Below are teachable suggestions if you are doing outreach with local eye workers

  1. Always take reading glasses as many eye patients in rural outreach clinics will simply need/want readers. ”I can’t see close up” was the chief complaint.

  2. Topical NSAIDs — ketorolac ( Acular ), diclofenac ( Voltaren ), bromfenac (Xibrom ), flurbiprofen ( Ocufen ), nepafenac ( Nevanac ), etc. are usually helpful for “ allergic conjunctivitis” which is quite common in the developing world —itchy eyes, red eyes, tearing, mild discomfort, etc. Safer than topical steroids. Take NSAID drops with you if possible  cold compresses, don’t rub, NSAID drops tid prn.

  3. No matter how you are checking IOP, a difference of more than 3 mm is questionable and the IOP should be rechecked in both eyes. One of the readings might be incorrect. Yes, but which one?  The different readings could be correct but need to recheck OU and encourage the patient not to squeeze. An IOP of over 25 probably merits having the patient come to the eye clinic for further evaluation, especially if the patient is black, elderly, diabetic, and/or has a family history of glaucoma/blindness.

  4. Bring several  ( bright ) flashlights on outreach. Probably good to bring two direct ophthalmoscopes, especially if they need to be recharged rather than just changing the batteries.

  5. Use a Snellen chart having numbers or the tumbling  E’s. Many patients are illiterate and can’t read letters but almost everyone can read numbers. If you can’t read numbers then you can’t count money.

  6. The green light (red-free light ) on the ophthalmoscope is good for looking at retinal blood vessels and appreciating small hemorrhages / IRMA’s / early neovascularization. Diabetic retinopathy should not be in just one eye. If you see retinal hemorrhages, exudates, etc. in just one eye, the problem could be a retinal vascular event  ( BRVO, etc. ) rather than secondary to their diabetes. If you see changes in one eye, then go back and look again closely in the other eye (  use green light ? ).

  7. You can use a  direct ophthalmoscope to look closely at the conjunctiva and/or the anterior chamber. It can be quite helpful. Get close to the patient’s eye and use a + 8 to +10 D setting and get the limbal vessels in focus. For the examiner, this might require a +8 or a +9 or a +10 setting. The key is to get close to the eye , use a lot of plus power ( + 9 D ? ), and get the limbus in focus.

    Remember you are not trying to visualize the retina ( posterior pole ) but the anterior segment. You might have to go up or down the plus scale ( black numbers )  a little and get slightly closer or further from the patient’s eye but you can see a lot. If you wanted to view the anterior segment what would you want? Well, some illumination and some magnification. That’s what you have with the direct ophthalmoscope. You can usually appreciate posterior synechiae, pupillary ruff differences, and sometimes rubeosis but what it is great at showing is posterior subcapsular opacity  ( psc ) with a dilated pupil and a red reflex. Then you can really appreciate the cataract opacity/shadow in the red reflex.
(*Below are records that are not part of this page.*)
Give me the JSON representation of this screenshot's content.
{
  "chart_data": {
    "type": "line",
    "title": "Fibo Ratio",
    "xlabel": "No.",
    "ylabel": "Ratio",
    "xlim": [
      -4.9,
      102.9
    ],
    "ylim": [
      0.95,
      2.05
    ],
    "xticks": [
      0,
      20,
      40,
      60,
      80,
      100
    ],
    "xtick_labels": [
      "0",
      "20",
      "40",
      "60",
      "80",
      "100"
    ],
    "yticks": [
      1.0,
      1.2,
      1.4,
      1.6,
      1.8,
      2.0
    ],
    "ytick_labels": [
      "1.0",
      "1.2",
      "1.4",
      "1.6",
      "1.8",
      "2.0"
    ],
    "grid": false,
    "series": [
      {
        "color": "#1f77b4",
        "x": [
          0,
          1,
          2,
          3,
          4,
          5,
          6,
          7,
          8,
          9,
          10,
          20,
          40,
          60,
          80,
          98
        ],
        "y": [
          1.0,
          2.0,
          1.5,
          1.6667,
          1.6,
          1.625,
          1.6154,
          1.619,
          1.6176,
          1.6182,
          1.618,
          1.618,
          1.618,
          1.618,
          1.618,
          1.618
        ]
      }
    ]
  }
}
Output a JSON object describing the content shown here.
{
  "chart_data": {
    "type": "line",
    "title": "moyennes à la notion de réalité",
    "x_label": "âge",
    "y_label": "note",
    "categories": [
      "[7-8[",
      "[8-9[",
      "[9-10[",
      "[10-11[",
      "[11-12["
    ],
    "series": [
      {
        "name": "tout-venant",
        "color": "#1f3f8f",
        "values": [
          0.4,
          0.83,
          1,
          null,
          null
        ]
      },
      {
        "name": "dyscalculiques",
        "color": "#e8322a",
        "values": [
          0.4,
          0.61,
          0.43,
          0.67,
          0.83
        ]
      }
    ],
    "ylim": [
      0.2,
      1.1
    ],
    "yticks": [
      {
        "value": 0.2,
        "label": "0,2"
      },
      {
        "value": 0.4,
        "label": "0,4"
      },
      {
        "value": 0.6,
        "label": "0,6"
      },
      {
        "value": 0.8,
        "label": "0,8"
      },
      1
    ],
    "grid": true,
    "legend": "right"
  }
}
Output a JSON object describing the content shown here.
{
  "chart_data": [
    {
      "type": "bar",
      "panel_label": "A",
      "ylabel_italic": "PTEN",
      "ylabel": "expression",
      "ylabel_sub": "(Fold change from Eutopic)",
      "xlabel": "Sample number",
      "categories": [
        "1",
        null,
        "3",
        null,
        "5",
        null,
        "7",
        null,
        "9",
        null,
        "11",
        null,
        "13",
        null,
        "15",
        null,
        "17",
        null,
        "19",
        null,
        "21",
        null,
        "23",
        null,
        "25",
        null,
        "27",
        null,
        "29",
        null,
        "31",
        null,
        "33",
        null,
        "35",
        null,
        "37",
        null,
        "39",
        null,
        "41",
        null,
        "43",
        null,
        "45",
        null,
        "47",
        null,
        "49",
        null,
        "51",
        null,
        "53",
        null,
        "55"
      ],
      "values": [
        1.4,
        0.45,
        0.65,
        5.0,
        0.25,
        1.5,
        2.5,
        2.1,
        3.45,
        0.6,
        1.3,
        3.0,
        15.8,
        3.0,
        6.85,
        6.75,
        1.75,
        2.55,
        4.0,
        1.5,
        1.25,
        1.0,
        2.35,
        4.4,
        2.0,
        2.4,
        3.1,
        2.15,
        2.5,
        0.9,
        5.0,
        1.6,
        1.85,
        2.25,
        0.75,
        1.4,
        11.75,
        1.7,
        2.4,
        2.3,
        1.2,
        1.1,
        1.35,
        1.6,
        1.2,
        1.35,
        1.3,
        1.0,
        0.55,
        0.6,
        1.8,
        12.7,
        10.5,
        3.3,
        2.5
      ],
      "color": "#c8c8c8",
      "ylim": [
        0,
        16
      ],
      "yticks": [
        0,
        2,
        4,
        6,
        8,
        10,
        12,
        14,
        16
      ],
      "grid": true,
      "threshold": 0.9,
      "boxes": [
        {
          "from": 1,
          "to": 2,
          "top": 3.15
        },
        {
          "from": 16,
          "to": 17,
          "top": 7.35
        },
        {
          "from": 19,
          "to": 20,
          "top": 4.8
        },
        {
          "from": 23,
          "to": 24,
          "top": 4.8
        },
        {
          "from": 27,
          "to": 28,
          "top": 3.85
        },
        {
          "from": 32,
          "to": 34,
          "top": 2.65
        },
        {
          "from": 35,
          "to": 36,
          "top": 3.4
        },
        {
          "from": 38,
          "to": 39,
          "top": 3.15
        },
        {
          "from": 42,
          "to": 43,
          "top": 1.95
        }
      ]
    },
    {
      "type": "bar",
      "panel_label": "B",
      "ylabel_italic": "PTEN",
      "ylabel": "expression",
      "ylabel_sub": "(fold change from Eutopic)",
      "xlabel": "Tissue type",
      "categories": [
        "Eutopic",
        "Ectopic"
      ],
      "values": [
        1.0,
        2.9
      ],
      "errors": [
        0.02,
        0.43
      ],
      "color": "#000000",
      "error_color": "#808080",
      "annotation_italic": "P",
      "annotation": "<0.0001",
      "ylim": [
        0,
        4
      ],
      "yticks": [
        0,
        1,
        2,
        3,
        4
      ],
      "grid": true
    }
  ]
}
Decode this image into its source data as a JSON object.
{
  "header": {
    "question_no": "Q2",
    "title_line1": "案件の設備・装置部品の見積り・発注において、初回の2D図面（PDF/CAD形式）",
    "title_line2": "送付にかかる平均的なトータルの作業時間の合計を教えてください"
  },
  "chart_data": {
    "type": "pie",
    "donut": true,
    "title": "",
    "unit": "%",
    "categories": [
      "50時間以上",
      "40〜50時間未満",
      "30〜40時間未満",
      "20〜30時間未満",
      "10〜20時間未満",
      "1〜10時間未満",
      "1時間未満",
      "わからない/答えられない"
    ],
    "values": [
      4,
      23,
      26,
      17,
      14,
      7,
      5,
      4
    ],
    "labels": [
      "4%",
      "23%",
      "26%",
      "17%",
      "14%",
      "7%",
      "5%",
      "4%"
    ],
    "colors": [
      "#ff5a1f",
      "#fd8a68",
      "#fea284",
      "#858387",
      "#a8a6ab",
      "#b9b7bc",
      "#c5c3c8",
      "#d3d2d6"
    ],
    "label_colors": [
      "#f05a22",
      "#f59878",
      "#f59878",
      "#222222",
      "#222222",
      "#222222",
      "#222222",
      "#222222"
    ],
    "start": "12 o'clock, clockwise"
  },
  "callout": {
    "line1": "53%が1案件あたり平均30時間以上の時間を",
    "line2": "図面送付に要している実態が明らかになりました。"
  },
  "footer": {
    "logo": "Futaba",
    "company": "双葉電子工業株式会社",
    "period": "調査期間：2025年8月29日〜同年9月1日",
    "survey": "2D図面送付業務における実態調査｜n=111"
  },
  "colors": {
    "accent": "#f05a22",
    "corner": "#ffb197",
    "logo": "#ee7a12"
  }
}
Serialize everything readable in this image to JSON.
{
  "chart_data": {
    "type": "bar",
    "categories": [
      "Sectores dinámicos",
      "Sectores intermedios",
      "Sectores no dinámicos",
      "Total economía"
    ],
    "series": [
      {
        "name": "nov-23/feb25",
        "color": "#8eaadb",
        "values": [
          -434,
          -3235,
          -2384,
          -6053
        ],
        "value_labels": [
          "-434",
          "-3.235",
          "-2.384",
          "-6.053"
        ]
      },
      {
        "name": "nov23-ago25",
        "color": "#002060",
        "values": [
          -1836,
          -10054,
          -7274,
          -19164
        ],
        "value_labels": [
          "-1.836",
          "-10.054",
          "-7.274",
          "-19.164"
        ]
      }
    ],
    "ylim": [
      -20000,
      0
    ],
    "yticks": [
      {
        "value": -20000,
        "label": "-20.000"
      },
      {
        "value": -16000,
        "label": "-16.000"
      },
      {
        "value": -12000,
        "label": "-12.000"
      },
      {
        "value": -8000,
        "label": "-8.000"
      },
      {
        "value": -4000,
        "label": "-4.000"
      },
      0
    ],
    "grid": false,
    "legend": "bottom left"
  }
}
    In the field, sometimes a cataract doesn’t look so impressive but then looking with a dilated pupil and the direct ophthalmoscope will show the psc. The big question to ask the patient is if the vision is worst in bright light. Often yes with psc. I have used a portable slit lamp on many occasions, once doing an onchocerciasis survey in a rural rugged area of Malawi where we had to carry everything on our backs ( no roads) and walk in about a mile. This technique of using the direct ophthalmoscope compares well with a portable slit lamp for looking at the anterior segment.

Again these are pointers you can easily teach eye healthcare workers when doing outreach.